当她修复到第七本时,警察敲门——昨晚借阅第六本书的读者,死了。
死状与古籍中记载的清代悬案一模一样。第一章 最后一页梅雨落在青石板上,
声音像有人在夜里翻书。沈念把工作室的窗户关严实了,回身坐到工作台前。
台灯的光圈里躺着一本清光绪年间的《浮生六记》手抄本,书页泛黄,边角虫蛀严重,
是她这个月接的第七单修复任务。古镇的夜很静,静到她能听见纸屑落地的声音。
这本书的主人是镇上文保所的退休研究员,姓陈,七十多岁,三天前亲自送来的。
老头捧着书的时候手在抖,说这是他祖父传下来的,再不修就要散架了。沈念当时没多想。
她在这个江南古镇开了三年古籍修复工作室,见的都是这样的老人,这样的书。
她用镊子轻轻掀开书衣,一页一页检查损伤情况。前六页完好,第七页虫蛀,
第八页水渍——她的镊子停住了。最后一页的空白处,
有人用毛笔写了两行小字:“光绪二十三年六月初七借。六月初九亡。”墨迹很旧,
是清代的。沈念盯着那行字看了几秒,翻到下一页。“宣统二年八月十五借。八月十八亡。
”再翻。“民国十三年三月初三借。三月初五亡。”一页一页,每翻过一页,
就有一行借阅记录,和一条死亡日期。借阅者的名字各不相同,
有陈、周、吴、孙——都是镇上的老姓。
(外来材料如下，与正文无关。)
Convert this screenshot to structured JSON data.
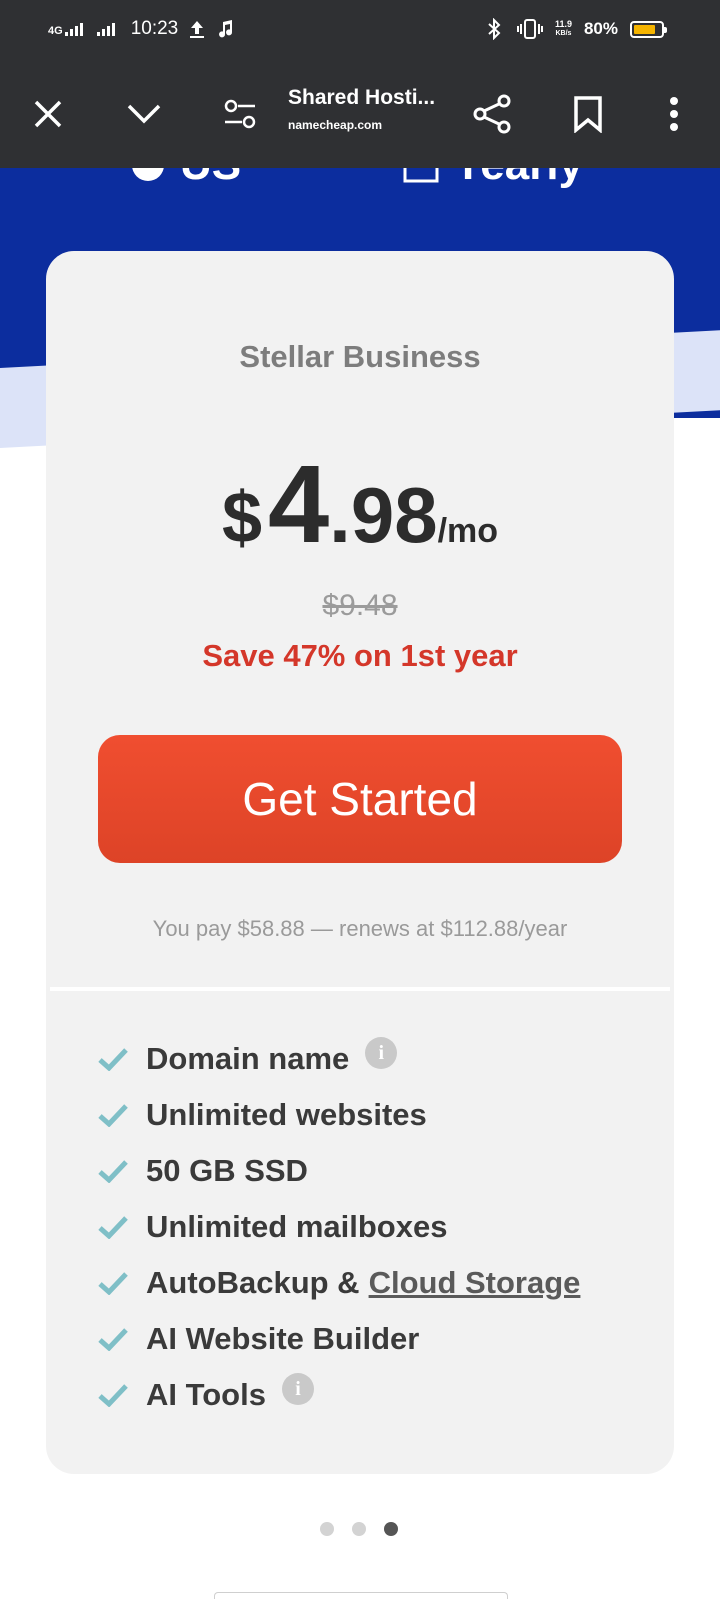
{
  "status_bar": {
    "network": "4G",
    "time": "10:23",
    "net_speed_value": "11.9",
    "net_speed_unit": "KB/s",
    "battery": "80%",
    "battery_level": 0.8
  },
  "toolbar": {
    "title": "Shared Hosti...",
    "domain": "namecheap.com"
  },
  "hero": {
    "partial_left": "US",
    "partial_right": "Yearly"
  },
  "plan": {
    "name": "Stellar Business",
    "currency": "$",
    "price_int": "4",
    "price_dec": ".98",
    "per": "/mo",
    "old_price": "$9.48",
    "save_text": "Save 47% on 1st year",
    "cta_label": "Get Started",
    "renew_text": "You pay $58.88 — renews at $112.88/year"
  },
  "features": [
    {
      "label": "Domain name",
      "info": true
    },
    {
      "label": "Unlimited websites"
    },
    {
      "label": "50 GB SSD"
    },
    {
      "label": "Unlimited mailboxes"
    },
    {
      "label": "AutoBackup &",
      "link": "Cloud Storage"
    },
    {
      "label": "AI Website Builder"
    },
    {
      "label": "AI Tools",
      "info": true
    }
  ],
  "pagination": {
    "total": 3,
    "active": 3
  },
  "colors": {
    "bar_bg": "#2f3033",
    "hero_blue": "#0c2d9e",
    "cta": "#ee4a2d",
    "save": "#d4372a",
    "check": "#7fbfc7"
  },
  "icons": {
    "close": "close-icon",
    "collapse": "chevron-down-icon",
    "settings": "page-settings-icon",
    "share": "share-icon",
    "bookmark": "bookmark-icon",
    "menu": "more-vertical-icon",
    "check": "check-icon",
    "info": "info-icon"
  }
}
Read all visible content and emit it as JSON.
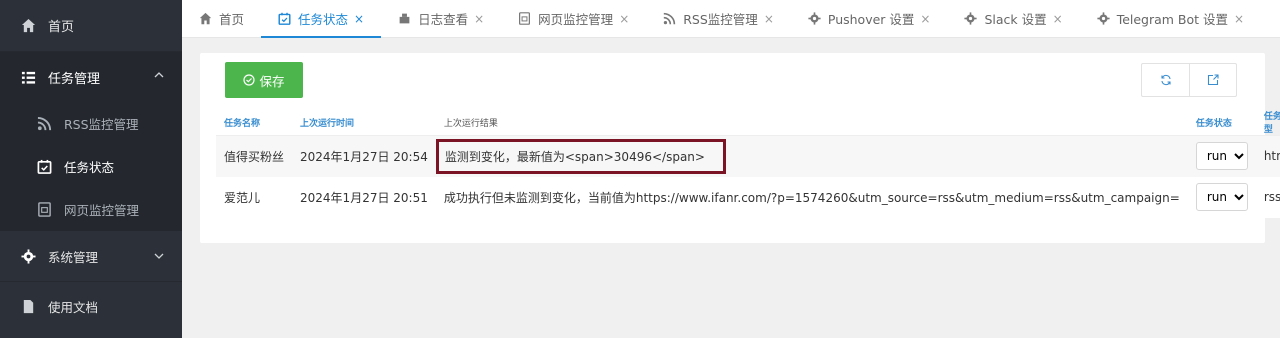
{
  "sidebar": {
    "home": "首页",
    "task_group": "任务管理",
    "sub_items": [
      "RSS监控管理",
      "任务状态",
      "网页监控管理"
    ],
    "system_group": "系统管理",
    "docs": "使用文档"
  },
  "tabs": [
    {
      "label": "首页",
      "icon": "home-icon",
      "closable": false
    },
    {
      "label": "任务状态",
      "icon": "calendar-check-icon",
      "closable": true,
      "active": true
    },
    {
      "label": "日志查看",
      "icon": "log-icon",
      "closable": true
    },
    {
      "label": "网页监控管理",
      "icon": "webpage-icon",
      "closable": true
    },
    {
      "label": "RSS监控管理",
      "icon": "rss-icon",
      "closable": true
    },
    {
      "label": "Pushover 设置",
      "icon": "gear-icon",
      "closable": true
    },
    {
      "label": "Slack 设置",
      "icon": "gear-icon",
      "closable": true
    },
    {
      "label": "Telegram Bot 设置",
      "icon": "gear-icon",
      "closable": true
    }
  ],
  "close_glyph": "×",
  "toolbar": {
    "save_label": "保存"
  },
  "table": {
    "headers": {
      "name": "任务名称",
      "last_run": "上次运行时间",
      "last_result": "上次运行结果",
      "status": "任务状态",
      "type": "任务类型"
    },
    "rows": [
      {
        "name": "值得买粉丝",
        "last_run": "2024年1月27日 20:54",
        "result": "监测到变化，最新值为<span>30496</span>",
        "status": "run",
        "type": "html"
      },
      {
        "name": "爱范儿",
        "last_run": "2024年1月27日 20:51",
        "result": "成功执行但未监测到变化，当前值为https://www.ifanr.com/?p=1574260&utm_source=rss&utm_medium=rss&utm_campaign=",
        "status": "run",
        "type": "rss"
      }
    ]
  },
  "colors": {
    "accent": "#1e88d6",
    "save_button": "#4cb64c",
    "highlight_border": "#7b1425",
    "sidebar": "#2c3139"
  }
}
但死亡时间都在借阅后的两到三天,无一例外。
沈念的手停在半空。台灯的光把她的影子投在墙上,一动不动。她做修复这行八年了,
在上海的图书馆待过五年,来古镇三年,经手的古籍没有一千也有八百。
她见过藏书家在扉页上写“子孙永宝”,见过文人雅士在空白处题诗作画,
见过痴情者在夹页里藏情书,见过守财奴在书脊里夹银票。但她从没见过这种记录。
借阅者已亡。这不是藏书人的手笔。这是谁写的?为什么要写这些?她继续往后翻。
光绪、宣统、民国、解放后、八十年代、九十年代——每一页都有,每一页都密密麻麻,
像一本死亡登记簿。她翻到倒数第二页。“2018年9月15日借。9月17日亡。
”借阅者的名字:周文彬。沈念对这个名字有印象。镇上有名的收藏家,三年前去世的,
她刚来古镇那年还见过一面。当时他来工作室看过一批修复好的书,精神矍铄,
说话中气十足,完全不像是要死的人。可是记录上写着,他借这本书两天后就死了。
沈念的呼吸变得很轻。她翻到最后一页。“2024年4月7日借。4月9日亡。
”借阅者的名字:陈建国。今天是4月9日。沈念看了一眼墙上的钟:晚上十一点四十七分。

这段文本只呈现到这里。